About the Journal
Since 1991, Comparativ has been devoted to innovative approaches in transnational, transregional, and global history that not only focus on the global condition emerging since the nineteenth century but also analyse former processes of transregional interaction. The journal is unifying and comprehensive in its approach, exhibiting the determined efforts by various disciplines to historically investigate processes of globalization. Differences and similarities between differently interpreted units of analysis as well as entanglements, connections, and intercultural transfers are addressed in both the most recent past as well as a longue durée perspective. The journal places emphasis on the significance and function of these aspects regarding processes of respatialization by which social, cultural, political, economic, and legal orders are increasingly shaped. As the official journal of the European Network in Universal and Global History (ENIUGH), founded in 2002, Comparativ facilitates dialogue between European historians and area studies specialists and their colleagues from other parts of the world in order to overcome the lasting effects of the Eurocentric legacy in conceptualizing and writing world history.
Comparativ publishes six thematic issues a year and accepts articles in English, French, and German. All research articles published in the journal undergo rigorous peer review based on initial editorial screening and refereeing by anonymous referees. This process is first applied to the concept notes for thematic issues and second to the individual contributions.
With review articles on current international publications in the field of transnational, transregional, and global history, Comparativ contributes to the critical reflection on developments in these fields, both with regard to the synthesis of as well as commencement of new research, being published in monographs and collective volumes.

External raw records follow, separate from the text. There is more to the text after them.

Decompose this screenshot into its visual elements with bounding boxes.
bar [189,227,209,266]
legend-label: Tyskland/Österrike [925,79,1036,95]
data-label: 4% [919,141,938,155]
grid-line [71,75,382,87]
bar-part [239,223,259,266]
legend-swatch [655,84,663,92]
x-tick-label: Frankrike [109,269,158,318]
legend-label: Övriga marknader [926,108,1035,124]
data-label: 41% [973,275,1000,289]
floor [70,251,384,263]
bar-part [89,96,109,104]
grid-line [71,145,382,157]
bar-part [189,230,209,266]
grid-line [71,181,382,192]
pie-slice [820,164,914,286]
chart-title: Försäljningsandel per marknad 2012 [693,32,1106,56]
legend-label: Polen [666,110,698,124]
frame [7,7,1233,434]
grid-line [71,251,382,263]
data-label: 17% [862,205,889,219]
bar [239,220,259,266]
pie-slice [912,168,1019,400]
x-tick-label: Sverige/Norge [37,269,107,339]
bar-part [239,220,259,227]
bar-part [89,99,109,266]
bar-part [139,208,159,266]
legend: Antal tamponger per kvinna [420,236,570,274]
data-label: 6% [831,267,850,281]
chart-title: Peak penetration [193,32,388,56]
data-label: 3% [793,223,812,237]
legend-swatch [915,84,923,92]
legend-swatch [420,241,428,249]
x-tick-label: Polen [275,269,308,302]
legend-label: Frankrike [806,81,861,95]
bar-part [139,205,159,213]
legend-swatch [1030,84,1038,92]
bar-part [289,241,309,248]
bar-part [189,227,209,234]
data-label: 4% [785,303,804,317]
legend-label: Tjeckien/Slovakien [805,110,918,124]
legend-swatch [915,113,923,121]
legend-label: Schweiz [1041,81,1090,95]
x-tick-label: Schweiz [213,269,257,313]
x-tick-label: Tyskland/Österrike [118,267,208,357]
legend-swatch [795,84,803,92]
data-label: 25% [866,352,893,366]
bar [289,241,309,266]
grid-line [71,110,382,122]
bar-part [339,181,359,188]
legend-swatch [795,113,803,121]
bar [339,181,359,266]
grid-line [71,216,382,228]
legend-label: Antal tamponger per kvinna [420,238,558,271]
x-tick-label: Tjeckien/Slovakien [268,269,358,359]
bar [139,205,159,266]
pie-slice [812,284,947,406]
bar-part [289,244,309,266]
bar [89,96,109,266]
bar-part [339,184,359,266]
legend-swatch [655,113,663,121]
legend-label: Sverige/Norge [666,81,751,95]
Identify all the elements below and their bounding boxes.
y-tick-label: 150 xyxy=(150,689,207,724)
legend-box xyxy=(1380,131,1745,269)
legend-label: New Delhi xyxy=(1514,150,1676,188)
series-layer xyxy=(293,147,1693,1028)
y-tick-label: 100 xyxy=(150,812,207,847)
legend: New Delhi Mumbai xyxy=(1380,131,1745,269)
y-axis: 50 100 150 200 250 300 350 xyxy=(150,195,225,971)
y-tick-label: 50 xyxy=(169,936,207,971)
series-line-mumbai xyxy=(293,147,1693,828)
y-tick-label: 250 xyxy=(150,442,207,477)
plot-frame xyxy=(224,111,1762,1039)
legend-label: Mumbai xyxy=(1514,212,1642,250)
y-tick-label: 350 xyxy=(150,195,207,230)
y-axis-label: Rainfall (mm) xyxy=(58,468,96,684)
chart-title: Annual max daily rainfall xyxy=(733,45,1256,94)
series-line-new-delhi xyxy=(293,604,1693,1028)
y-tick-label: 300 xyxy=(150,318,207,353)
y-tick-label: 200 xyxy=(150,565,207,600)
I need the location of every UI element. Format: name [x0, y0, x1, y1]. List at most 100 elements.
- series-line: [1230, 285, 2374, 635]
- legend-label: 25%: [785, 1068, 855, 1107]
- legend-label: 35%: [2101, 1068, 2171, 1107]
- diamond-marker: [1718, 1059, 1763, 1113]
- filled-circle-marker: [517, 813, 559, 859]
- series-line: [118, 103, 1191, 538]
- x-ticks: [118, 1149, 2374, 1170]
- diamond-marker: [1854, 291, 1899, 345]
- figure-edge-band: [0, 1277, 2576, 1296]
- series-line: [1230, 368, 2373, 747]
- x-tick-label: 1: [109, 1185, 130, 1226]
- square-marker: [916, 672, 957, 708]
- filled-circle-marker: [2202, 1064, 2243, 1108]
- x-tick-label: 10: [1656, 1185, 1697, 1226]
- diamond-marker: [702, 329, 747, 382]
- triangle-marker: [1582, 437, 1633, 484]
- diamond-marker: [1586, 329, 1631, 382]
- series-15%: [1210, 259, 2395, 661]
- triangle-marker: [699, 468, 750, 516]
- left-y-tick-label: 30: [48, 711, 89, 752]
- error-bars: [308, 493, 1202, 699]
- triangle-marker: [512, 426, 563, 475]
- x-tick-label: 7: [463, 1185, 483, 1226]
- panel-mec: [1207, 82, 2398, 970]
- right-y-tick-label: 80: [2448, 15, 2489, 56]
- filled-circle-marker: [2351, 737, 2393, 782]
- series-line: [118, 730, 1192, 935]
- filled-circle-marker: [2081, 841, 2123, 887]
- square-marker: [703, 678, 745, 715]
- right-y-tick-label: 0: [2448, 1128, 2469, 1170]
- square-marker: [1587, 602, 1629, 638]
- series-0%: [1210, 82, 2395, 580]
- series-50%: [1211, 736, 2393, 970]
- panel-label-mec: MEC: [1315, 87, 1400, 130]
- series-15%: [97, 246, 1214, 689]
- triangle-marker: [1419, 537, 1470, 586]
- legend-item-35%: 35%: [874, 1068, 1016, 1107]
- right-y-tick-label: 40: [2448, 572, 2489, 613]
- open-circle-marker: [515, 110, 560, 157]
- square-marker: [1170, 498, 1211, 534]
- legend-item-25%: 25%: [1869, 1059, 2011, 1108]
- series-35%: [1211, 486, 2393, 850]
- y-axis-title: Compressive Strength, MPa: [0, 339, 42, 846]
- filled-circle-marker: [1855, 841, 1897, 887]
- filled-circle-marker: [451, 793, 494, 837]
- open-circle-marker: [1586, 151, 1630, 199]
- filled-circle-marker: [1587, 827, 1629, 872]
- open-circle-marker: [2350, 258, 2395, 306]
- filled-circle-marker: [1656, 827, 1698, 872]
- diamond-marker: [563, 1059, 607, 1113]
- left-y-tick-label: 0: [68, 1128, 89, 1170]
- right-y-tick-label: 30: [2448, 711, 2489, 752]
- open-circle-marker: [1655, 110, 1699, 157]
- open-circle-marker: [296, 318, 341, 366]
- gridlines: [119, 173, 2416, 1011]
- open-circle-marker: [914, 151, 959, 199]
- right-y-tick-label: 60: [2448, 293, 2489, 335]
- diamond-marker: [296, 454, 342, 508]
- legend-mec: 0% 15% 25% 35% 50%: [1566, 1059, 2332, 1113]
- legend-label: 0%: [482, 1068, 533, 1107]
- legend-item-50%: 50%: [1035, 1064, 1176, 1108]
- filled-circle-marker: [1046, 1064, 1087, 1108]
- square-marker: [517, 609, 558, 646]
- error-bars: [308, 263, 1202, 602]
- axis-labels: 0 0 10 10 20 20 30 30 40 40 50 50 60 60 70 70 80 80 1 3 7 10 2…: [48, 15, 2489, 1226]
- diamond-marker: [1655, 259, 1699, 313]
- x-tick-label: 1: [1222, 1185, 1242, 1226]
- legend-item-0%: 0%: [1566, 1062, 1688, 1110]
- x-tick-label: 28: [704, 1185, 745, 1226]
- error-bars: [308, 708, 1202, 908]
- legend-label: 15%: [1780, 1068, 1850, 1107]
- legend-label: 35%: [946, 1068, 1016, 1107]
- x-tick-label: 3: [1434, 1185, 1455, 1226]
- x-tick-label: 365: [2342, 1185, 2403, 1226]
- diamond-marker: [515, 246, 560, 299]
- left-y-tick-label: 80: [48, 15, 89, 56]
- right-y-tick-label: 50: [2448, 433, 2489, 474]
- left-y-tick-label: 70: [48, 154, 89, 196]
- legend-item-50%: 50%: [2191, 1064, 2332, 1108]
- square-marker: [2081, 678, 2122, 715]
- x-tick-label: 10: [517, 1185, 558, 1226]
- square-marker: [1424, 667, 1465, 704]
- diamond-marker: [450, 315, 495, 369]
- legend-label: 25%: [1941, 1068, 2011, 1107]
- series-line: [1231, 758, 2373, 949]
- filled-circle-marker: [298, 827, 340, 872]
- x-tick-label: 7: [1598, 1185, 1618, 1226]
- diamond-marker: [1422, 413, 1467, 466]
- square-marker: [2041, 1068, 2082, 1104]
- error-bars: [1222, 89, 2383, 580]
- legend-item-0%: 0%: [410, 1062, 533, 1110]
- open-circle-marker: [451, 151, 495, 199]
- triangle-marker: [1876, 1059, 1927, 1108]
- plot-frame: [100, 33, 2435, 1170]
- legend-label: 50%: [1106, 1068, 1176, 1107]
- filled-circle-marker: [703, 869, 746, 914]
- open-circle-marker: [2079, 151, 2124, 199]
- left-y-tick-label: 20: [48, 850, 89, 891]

Comparativ is an open access journal with a moving wall of 36 months.
History of the Journal
Comparativ emerged as a response to – and reflection on – the fundamental changes occurring throughout 1989. With the growing international interest in global processes, a research team at Leipzig University established the journal as a symbol of the continuation of the century-long tradition in world history writing in Leipzig that started with Karl Lamprecht in the very early twentieth century and was followed, among others, by Walter Markov focusing on comparative colonial history and Manfred Kossok investigating comparatively the history of revolutions in modern times. The journal became an effective instrument for networking in all geographical directions since its thematic issues provided the platform for assembling different perspectives and points of view around a common topic. Authors from more than 50 countries have, since its founding, contributed to the journal’s success and wide readership. This networking went hand in hand with the integration into the slowly emerging community of global historians. As a result, Comparativ became not only one of the leading journals in this field but also from 2002 onwards the official journal of the European Network in Universal and Global History (ENIUGH), which has been a source of inspiration through its congresses (thus far held in Leipzig , Dresden , London , Paris , and Budapest ) for cooperation both within and beyond the continent. The Steering Committee of ENIUGH, with its members from a wide range of European countries, serves as the international advisory board of the journal, with members taking active part in the rigorous peer-review process.
After 28 years of paper publishing, the editorial board, together with the publisher, decided to transform Comparativ into an open access journal that will disseminate the results of research presented in the journal even further by means of electronic availability, in addition to the traditional form of publication. All issues published so far have been digitalized and are now available online.
Global history has undergone a series of changes over the past three decades, which is reflected in the journal’s history. While in the beginning conceptual questions and the construction of a historiographical legacy were at the forefront of interest, with new cohorts of younger scholars and their experiences with the potential research coming from the transnational or even transregional use of archives, the interest in empirical results was growing fast. Global history became more and more dependent on cooperation between specialists for various regions, epochs, or societal dimensions. Comparativ offers such specialists the space to present the results of their intellectual interaction and presents the reader with thematic issues that bring such expertise together.
Although global history seemed to be concerned in the beginning primarily with the deterritorializing effects of global flows, it has more recently developed an increasing interest in the – partly traditional, partly innovative – ways various actors exercise control over such flows. This has at the same time opened up new avenues for fruitful research on the many variants of globalization, or more precisely of projects, to determine the way globalization takes and shall take. As a consequence, Comparativ now pays much more attention to such projects undertaken outside the classical West, be it, for example, in the Global South or in the realm of a “red globalization”.